Both may be true. Many newspapers have built their brand on sensationalistic headlines that may or may not even be true, let alone accurately reflect on the contents of the article. So, seasoned readers can tell from the tone that nothing of value will be there and don’t click.

On the other hand, you can argue that if actual journalism inside doesn’t interest the average reader, then all they have is the small details in the excerpts shown by aggregators to begin with. Given how little real investigative journalism is performed nowadays, that leaves a different problem (how to compete when all newspapers are essentially repeating the same stories), but that’s a different subject.

I’d say that it’s more likely that the newspapers are simply not monetising the free advertising and clickthroughs correctly and just want more of a free lunch. But you have to consider that the reason why some people might not read anything more than the preview is because nothing of value is being offered.

crade (profile) says:

“Fair use” should be reoriented toward its original meaning.
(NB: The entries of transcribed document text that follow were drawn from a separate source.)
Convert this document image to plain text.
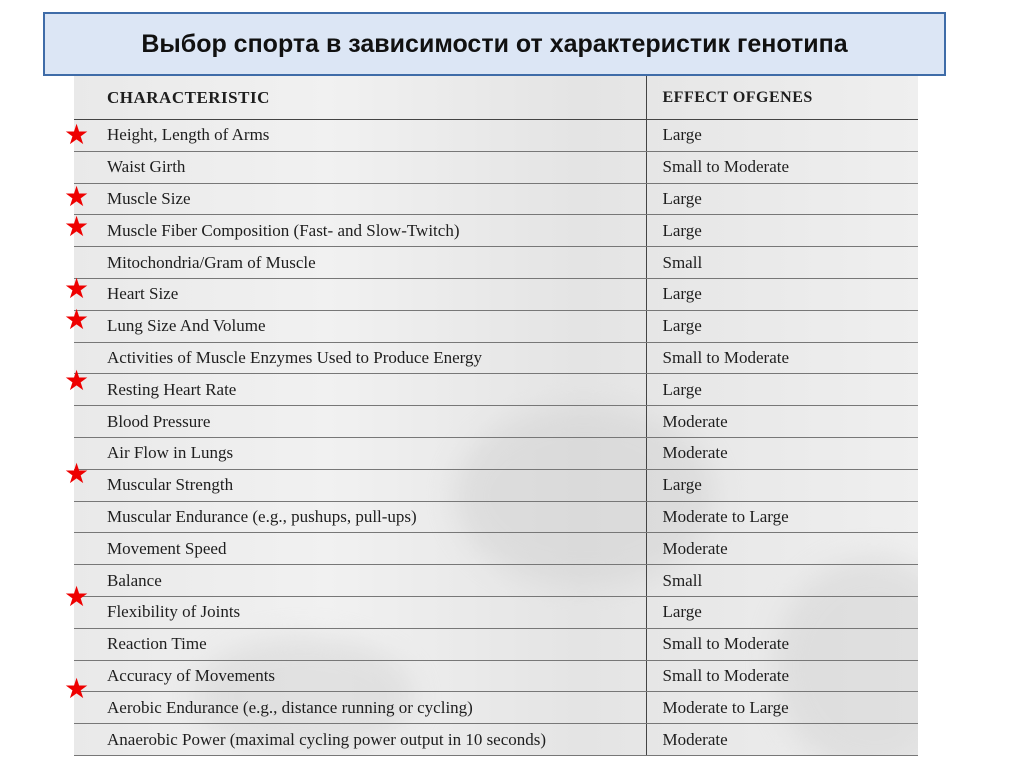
Выбор спорта в зависимости от характеристик генотипа
CHARACTERISTIC	EFFECT OFGENES
Height, Length of Arms	Large
Waist Girth	Small to Moderate
Muscle Size	Large
Muscle Fiber Composition (Fast- and Slow-Twitch)	Large
Mitochondria/Gram of Muscle	Small
Heart Size	Large
Lung Size And Volume	Large
Activities of Muscle Enzymes Used to Produce Energy	Small to Moderate
Resting Heart Rate	Large
Blood Pressure	Moderate
Air Flow in Lungs	Moderate
Muscular Strength	Large
Muscular Endurance (e.g., pushups, pull-ups)	Moderate to Large
Movement Speed	Moderate
Balance	Small
Flexibility of Joints	Large
Reaction Time	Small to Moderate
Accuracy of Movements	Small to Moderate
Aerobic Endurance (e.g., distance running or cycling)	Moderate to Large
Anaerobic Power (maximal cycling power output in 10 seconds)	Moderate
★
★
★
★
★
★
★
★
★
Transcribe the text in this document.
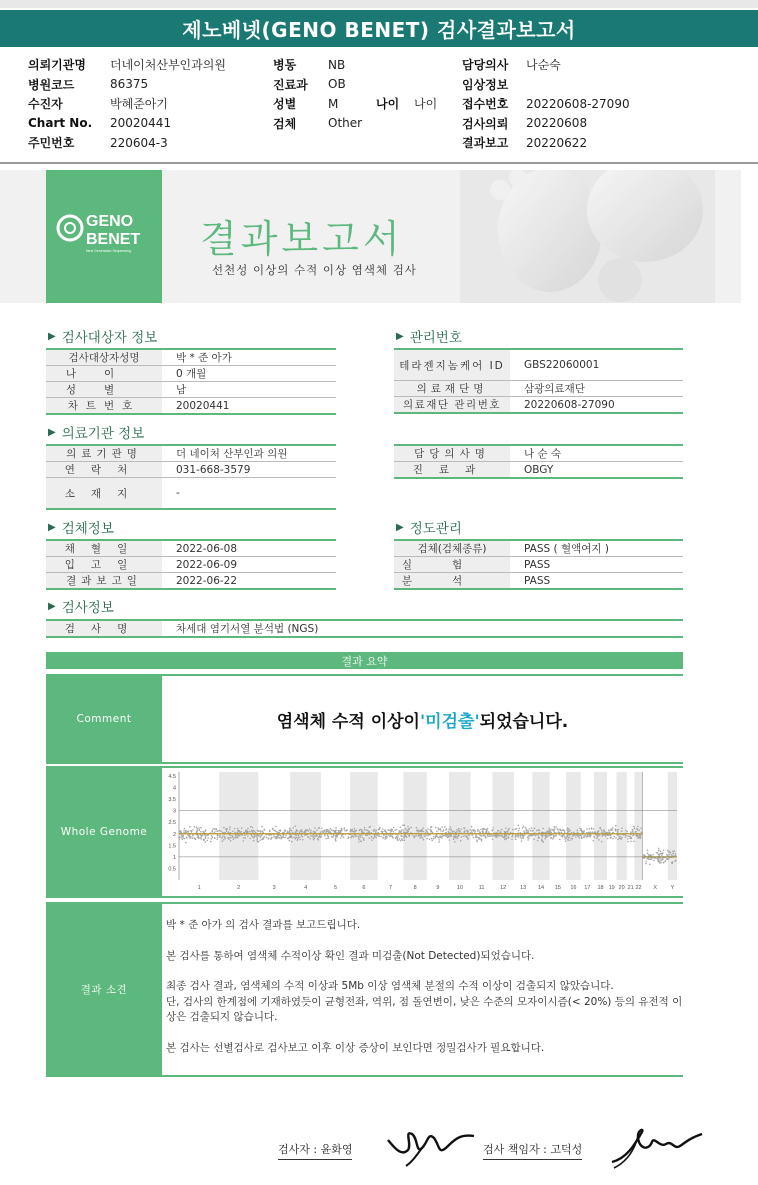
제노베넷(GENO BENET) 검사결과보고서
의뢰기관명	더네이처산부인과의원
병원코드	86375
수진자	박혜준아기
Chart No.	20020441
주민번호	220604-3
병동	NB
진료과	OB
성별	M	나이	나이
검체	Other
담당의사	나순숙
임상정보
접수번호	20220608-27090
검사의뢰	20220608
결과보고	20220622
GENO
BENET
Next Generation Sequencing 결과보고서
선천성 이상의 수적 이상 염색체 검사
▶ 검사대상자 정보
검사대상자성명	박 * 준 아가
나이	0 개월
성별	남
차트번호	20020441
▶ 관리번호
테라젠지놈케어 ID	GBS22060001
의료재단명	삼광의료재단
의료재단 관리번호	20220608-27090
▶ 의료기관 정보
의료기관명	더 네이처 산부인과 의원
연락처	031-668-3579
소재지	-
담당의사명	나 순 숙
진료과	OBGY
▶ 검체정보
채혈일	2022-06-08
입고일	2022-06-09
결과보고일	2022-06-22
▶ 정도관리
검체(검체종류)	PASS ( 혈액여지 )
실험	PASS
분석	PASS
▶ 검사정보
검사명	차세대 염기서열 분석법 (NGS)
결과 요약
Comment	염색체 수적 이상이 '미검출' 되었습니다.
Whole Genome
0.5
1
1.5
2
2.5
3
3.5
4
4.5
1	2	3	4	5	6	7	8	9	10	11	12	13 14 15 16 17 18 19 20 21 22 X Y
결과 소견

박 * 준 아가 의 검사 결과를 보고드립니다.

본 검사를 통하여 염색체 수적이상 확인 결과 미검출(Not Detected)되었습니다.

최종 검사 결과, 염색체의 수적 이상과 5Mb 이상 염색체 분절의 수적 이상이 검출되지 않았습니다.

단, 검사의 한계점에 기재하였듯이 균형전좌, 역위, 점 돌연변이, 낮은 수준의 모자이시즘(< 20%) 등의 유전적 이상은 검출되지 않습니다.

본 검사는 선별검사로 검사보고 이후 이상 증상이 보인다면 정밀검사가 필요합니다.

검사자 : 윤화영	검사 책임자 : 고덕성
Agreed! Bring back fair use! People are still getting roped into paying for copying stuff for Educational Purposes… Education Purposes for goodness sake! Transformative is hardly supposed to be the *only* way something can be fair use! It is very clear from the text that being transformative was only supposed to be one of many super vague, highly subjective and most importantly un-restrictive ways something can be considered fair use.

Whoever says:

How they would like it to be.

They want news websites to be like physical newspapers.

They want people to have to buy access to news websites like people buy newspapers.

Because of the costs, most people will select only one or perhaps two newspapers and read that exclusively.

The hatred for google news is not that it brings readers, but that it takes readers away to the competition. Newspapers would prefer not to compete story by story.

How they haven’t through this through: forward-thinking news websites can explicitly give permission to Google news for snippets to be displayed. These websites will be the only news websites that people will discover from Google, so the “no-snippets, subscription only” websites will die even faster.

So the real problem for traditional news websites is how to make it illegal for other websites to give permission to Google to display snippets?